Given a version number MAJOR.MINOR.PATCH, increase to:

  • MAJOR version: When you make incompatible changes in the API,
  • Minor version: when adding features while maintaining compatibility, and
  • Patch (PATCH) version: when to fix failures while maintaining compatibility.
  • Additional labels for pre-release and build metadata are available as an extension to the MAJOR.MINOR.PATCH format.

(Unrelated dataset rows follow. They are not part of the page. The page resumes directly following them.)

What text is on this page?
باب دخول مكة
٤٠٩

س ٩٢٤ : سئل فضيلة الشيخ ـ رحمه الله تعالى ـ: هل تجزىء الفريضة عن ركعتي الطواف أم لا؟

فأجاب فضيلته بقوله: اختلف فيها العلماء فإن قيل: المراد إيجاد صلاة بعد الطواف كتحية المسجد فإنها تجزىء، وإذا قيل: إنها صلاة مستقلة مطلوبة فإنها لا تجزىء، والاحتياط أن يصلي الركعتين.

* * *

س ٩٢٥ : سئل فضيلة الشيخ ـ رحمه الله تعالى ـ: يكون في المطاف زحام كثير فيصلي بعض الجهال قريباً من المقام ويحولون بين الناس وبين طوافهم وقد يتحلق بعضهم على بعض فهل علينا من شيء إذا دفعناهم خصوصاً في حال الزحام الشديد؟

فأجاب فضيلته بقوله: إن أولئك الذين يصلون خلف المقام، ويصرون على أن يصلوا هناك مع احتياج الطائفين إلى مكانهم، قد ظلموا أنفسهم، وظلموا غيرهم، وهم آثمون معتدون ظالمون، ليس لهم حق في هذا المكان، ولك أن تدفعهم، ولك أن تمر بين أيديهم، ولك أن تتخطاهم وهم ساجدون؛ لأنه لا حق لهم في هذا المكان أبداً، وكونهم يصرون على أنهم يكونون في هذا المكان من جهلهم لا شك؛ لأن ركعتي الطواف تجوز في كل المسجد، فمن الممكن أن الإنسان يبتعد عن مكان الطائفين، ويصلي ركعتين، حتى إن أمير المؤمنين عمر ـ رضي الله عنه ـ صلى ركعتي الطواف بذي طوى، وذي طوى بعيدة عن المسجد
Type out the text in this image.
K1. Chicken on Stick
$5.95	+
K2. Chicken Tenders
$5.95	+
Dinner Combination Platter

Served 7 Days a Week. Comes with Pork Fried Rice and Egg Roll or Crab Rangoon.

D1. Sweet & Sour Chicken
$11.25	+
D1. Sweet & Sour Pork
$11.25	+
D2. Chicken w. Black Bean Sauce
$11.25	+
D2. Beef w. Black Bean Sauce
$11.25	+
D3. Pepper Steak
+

    You can read about why PHP 5.x jumped to 7 here and here but briefly is:

    Marketing

    There have been attempts to launch PHP 6 in 2005, but it did not work out. Over time, the name "PHP 6" has been getting a bad name for the delay in the launch.

    Despite this, PHP 6 really existed already and it was something totally different. It never reached general availability, but it was a widely published and well-known project, conducted by php.net.

    To skip versions is not an exclusivity of PHP, it has also occurred in other projects such as: MariaDB, Netscape Communicator, Symantec, IP (the Internet Protocol itself), etc.